Culto della Dea Fortuna al solstizio d’estate
Secondo la tradizione ad introdurre la festa a Roma fu il re Servio Tullio che si diceva era stato favorito dalla fortuna perché amato dalla Dea; la storia dell’amore tra Servio Tullio e la Dea è raccontata anche da Plutarco:
“Egli si legò a Fortuna e da lei fece dipendere la stessa sovranità, tanto che dette a credere che Fortuna si congiungesse con lui, scendendo nella sua camera attraverso la piccola finestra che ora chiamiamo Porta della Finestrella”.
La leggenda ha però la sua radice nella storia: quando Tarquinio Prisco morì, la moglie Tanaquilla si affacciò ad una finestra ed annunciò al popolo che il nuovo re sarebbe stato Servio Tullio, il suo protetto: questa fu la fortuna di Servio Tullio che durò per ben 44 anni.
Il Re dedicò molti templi alla Dea, tra cui quello vicino al Foro Boario (attuale zona di S. Omobono).
La Dea Fortuna dei Romani – non esattamente coincidente con la Tyche dei Greci – veniva rappresentata cieca e con la cornucopia da cui dispensava ricchezza e prosperità ma in modo casuale proprio perché era bendata.
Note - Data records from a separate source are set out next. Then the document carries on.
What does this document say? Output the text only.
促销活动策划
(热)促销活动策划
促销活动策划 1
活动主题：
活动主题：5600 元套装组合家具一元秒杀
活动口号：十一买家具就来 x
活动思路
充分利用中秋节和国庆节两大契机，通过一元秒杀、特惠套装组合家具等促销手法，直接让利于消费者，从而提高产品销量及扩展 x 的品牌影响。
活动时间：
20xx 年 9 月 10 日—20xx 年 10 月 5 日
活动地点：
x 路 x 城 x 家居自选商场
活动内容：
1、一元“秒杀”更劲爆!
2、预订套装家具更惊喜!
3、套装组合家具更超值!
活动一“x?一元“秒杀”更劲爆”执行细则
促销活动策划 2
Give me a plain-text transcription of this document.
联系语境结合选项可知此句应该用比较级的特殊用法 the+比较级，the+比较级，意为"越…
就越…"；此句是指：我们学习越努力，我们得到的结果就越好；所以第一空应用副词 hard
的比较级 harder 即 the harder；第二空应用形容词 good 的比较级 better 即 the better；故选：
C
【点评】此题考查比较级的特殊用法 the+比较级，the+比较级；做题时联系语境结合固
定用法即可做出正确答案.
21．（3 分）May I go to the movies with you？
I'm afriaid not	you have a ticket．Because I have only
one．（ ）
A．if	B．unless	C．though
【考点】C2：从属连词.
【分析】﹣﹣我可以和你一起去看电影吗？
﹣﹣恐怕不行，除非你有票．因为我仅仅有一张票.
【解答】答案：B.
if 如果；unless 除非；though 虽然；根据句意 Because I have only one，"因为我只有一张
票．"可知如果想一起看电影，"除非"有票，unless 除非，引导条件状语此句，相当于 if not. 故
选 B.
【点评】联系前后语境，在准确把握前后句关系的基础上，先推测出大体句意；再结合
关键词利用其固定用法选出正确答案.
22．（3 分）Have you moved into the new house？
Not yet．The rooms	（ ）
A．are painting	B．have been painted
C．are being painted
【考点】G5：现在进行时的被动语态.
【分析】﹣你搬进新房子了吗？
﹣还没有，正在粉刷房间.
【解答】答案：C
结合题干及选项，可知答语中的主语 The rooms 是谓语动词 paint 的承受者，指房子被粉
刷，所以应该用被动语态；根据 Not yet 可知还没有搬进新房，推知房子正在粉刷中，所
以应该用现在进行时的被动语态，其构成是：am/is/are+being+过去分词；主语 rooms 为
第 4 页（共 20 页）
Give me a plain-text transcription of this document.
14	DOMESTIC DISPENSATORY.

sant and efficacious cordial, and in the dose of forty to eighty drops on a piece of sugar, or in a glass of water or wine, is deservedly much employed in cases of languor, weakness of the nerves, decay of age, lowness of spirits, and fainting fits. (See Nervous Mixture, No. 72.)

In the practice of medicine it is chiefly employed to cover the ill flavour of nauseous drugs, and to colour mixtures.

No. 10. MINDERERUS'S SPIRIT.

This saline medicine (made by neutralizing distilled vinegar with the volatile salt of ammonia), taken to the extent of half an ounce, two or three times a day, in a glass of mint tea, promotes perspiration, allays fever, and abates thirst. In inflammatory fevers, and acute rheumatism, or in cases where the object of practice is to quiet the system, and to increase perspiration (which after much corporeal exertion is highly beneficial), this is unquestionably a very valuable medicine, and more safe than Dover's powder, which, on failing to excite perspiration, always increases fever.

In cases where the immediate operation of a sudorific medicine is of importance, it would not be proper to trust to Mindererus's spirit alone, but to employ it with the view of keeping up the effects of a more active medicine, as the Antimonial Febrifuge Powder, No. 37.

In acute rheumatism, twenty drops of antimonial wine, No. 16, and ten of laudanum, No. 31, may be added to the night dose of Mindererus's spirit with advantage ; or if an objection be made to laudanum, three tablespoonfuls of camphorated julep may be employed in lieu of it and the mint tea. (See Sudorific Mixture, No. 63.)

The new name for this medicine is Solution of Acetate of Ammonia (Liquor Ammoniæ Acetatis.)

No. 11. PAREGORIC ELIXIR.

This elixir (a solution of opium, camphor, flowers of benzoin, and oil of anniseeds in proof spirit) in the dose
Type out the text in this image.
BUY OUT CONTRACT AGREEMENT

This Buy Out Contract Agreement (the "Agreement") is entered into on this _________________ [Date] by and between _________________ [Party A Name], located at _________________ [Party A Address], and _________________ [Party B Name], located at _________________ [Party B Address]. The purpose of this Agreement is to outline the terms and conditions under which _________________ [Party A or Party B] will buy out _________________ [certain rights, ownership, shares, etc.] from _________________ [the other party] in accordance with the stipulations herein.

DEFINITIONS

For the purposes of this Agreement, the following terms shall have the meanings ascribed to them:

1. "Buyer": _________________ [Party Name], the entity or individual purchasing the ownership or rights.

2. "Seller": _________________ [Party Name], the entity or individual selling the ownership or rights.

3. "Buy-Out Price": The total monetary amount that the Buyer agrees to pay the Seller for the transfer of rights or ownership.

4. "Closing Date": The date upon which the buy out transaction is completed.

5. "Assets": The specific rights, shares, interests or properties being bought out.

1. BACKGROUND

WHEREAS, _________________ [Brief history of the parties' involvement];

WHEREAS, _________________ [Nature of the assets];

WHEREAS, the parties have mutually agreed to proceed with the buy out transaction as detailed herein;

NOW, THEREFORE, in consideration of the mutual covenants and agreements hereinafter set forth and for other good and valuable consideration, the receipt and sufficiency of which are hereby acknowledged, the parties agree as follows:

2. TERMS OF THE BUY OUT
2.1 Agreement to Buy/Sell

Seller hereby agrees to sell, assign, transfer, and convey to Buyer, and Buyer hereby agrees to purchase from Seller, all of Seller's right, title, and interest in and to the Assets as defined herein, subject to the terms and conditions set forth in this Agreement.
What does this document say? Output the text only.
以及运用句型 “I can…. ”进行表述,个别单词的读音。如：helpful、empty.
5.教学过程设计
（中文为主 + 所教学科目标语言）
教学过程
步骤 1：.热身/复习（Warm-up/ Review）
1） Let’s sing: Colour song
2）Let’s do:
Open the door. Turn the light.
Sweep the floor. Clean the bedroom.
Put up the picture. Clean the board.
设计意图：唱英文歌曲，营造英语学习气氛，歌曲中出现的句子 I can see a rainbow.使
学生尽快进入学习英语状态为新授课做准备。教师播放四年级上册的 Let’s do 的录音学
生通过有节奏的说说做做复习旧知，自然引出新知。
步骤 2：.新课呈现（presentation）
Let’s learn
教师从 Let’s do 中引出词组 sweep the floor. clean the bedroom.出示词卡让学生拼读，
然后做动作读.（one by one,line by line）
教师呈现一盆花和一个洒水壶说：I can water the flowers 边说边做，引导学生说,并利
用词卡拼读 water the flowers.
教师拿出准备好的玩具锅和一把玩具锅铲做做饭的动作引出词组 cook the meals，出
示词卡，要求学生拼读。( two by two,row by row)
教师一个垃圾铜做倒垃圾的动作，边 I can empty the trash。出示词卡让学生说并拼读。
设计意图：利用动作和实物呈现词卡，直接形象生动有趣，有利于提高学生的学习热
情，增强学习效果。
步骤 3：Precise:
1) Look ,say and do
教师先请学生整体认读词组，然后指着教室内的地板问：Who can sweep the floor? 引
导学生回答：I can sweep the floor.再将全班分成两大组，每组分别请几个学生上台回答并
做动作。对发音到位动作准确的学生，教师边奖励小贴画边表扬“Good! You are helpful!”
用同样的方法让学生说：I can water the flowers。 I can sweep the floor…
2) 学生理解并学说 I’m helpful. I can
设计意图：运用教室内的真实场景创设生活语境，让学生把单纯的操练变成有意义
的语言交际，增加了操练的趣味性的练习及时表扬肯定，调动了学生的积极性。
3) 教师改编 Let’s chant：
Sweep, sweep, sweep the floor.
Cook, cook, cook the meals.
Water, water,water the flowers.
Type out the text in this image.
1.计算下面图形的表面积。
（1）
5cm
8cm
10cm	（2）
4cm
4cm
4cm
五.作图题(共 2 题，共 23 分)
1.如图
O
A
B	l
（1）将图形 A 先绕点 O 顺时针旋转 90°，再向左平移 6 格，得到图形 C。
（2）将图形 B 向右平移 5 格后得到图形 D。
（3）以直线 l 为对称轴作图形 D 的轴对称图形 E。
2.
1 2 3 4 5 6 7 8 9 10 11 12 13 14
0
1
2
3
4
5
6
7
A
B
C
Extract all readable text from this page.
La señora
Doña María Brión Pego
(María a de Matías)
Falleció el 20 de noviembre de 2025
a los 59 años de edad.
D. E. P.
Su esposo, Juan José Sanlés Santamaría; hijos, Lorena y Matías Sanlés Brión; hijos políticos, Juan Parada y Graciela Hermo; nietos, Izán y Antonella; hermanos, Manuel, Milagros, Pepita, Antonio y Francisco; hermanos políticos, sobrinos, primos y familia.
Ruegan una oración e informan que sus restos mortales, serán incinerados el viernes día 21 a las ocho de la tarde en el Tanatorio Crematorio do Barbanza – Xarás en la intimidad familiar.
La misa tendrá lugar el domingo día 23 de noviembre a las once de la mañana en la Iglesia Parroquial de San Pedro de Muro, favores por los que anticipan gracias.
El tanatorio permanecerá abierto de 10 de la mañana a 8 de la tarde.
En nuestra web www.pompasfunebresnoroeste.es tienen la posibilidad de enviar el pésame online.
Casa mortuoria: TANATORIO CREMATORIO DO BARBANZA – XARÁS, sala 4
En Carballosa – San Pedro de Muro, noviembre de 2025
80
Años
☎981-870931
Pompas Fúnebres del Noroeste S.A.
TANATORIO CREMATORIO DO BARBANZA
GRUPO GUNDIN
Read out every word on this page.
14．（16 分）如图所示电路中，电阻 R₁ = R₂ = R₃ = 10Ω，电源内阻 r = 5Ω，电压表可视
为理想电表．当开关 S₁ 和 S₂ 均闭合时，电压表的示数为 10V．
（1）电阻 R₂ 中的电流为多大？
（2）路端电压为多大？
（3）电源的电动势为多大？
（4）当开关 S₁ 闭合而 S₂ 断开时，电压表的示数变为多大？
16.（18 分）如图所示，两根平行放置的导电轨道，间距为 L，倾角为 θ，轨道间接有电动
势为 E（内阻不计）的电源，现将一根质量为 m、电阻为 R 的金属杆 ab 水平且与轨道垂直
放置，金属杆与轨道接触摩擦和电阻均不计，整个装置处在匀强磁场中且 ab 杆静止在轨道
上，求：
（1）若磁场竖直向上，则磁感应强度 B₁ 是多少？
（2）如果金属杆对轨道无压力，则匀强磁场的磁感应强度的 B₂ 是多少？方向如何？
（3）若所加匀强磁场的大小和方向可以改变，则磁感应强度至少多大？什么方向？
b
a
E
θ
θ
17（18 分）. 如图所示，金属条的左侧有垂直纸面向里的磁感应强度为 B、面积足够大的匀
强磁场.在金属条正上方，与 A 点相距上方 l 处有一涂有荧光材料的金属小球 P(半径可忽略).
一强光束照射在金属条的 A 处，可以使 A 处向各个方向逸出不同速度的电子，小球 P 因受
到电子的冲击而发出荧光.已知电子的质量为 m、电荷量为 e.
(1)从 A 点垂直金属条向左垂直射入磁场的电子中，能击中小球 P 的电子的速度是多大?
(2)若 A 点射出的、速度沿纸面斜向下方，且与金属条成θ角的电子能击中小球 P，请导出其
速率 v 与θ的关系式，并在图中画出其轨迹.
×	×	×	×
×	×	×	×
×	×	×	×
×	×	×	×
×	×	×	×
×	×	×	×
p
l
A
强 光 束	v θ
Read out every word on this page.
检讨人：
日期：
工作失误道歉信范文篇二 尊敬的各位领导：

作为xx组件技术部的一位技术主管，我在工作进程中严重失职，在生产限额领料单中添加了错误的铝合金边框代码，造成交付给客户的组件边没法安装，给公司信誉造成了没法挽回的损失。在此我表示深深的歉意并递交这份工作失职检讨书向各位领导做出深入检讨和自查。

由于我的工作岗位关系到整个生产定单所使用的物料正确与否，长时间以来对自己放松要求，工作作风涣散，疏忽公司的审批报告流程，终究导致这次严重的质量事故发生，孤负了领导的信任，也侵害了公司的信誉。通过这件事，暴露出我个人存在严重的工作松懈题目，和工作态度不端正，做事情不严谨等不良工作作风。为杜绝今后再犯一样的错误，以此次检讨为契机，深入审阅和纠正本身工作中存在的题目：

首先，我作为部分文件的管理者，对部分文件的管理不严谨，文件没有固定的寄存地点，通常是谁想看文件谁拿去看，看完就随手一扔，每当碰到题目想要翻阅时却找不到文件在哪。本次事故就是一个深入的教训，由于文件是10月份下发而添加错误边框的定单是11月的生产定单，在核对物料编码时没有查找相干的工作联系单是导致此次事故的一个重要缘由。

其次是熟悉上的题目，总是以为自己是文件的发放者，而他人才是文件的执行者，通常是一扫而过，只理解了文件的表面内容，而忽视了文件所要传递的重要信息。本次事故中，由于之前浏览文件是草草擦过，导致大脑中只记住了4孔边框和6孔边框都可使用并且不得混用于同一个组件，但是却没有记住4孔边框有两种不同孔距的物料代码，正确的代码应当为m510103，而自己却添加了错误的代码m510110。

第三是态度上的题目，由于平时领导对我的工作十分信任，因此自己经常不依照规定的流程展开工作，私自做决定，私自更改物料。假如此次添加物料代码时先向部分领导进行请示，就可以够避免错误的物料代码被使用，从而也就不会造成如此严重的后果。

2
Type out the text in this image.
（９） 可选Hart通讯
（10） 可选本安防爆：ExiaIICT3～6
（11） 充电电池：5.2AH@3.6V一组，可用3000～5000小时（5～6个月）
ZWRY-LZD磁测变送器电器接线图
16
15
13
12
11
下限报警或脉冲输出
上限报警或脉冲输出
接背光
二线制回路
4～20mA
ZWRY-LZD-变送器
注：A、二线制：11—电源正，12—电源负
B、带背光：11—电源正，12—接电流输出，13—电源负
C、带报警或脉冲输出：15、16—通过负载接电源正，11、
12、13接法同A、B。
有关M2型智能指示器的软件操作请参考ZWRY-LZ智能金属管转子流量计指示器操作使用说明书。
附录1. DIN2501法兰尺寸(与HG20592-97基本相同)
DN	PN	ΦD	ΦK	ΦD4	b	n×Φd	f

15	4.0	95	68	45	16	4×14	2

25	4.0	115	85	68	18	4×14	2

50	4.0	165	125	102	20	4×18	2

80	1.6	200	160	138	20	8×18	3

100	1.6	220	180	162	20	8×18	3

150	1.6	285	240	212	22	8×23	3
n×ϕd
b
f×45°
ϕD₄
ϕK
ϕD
Per accordare il mito greco con quello romano i cantori romani raccontavano la storia della Dea che si era bendata per non vedere Tullia Minore, la figlia di Servio Tullio entrata nel Tempio dopo aver assassinato il padre passandogli sopra con il carro.
Alla dea al tempo di Servio Tullio erano stati dedicati ben 26 templi - di cui alcuni furono probabilmente solo semplici are -; la numerosità de siti del culto potrebbe essere legata alla duplicità della sua essenza, era infatti sia divinità vaticinante che dea della fertilità, nella prima veste veniva venerata dai sacerdoti e dai patres, mentre come dea della fertilità erano le matrone ad onorarla.
Uno dei luoghi di culto del tempo di Servio Tullio era il Tempio di Fortuna Eulpis ( o della Bonae Spei = Buona Speranza) che, secondo quanto riferisce Plutarco, si trovava sul colle Quirinale nel Vicus Longus, vicino ai Templi di altre due divinità arcaicahe romane, Spes e Febris, rispettivamente la Dea della Speranza e la Dea delle Febbre.
Ma la Dea Fortuna si duplicava nei vari momenti ed aspetti della vita, esisteva anche una Fortuna Barbata che proteggeva i ragazzi fino alla crescita della barba, una Fortuna Annonaria che proteggeva le scorte di grano, una Fortuna Respisciens che proteggeva da guai provenienti dal passato ed una Fortuna Huiusce Diei che provvede nel provvede nel giorno stesso sino alla più importante Fortuna Primigenia che aveva il suo tempio sul Quirinale oltre il grande santuario nella città di Praeneste.
Al tempo dell’Impero la festa del 24 giugno dedicata alla fortuna si svolgeva agli Horti di Cesare - quelli che il dittatore aveva lasciato in eredità al popolo romano - che si trovavano sulle rive del Tevere lungo la Via Campana dove sorgeva il Tempio dedicato alla Fors Fortuna, dea della casualità assoluta; dopo aver fatto le offerte alla dea, il popolo si riversava nei prati.
Durante la festa venivano mangiate le lumache, le cui corna sono simbolo di discordia: si mangiavano perché seppellendole nello stomaco si cancellavano anche rancori e odi (ora si conosce la loro funzione curativa dell'ulcera allo stomaco).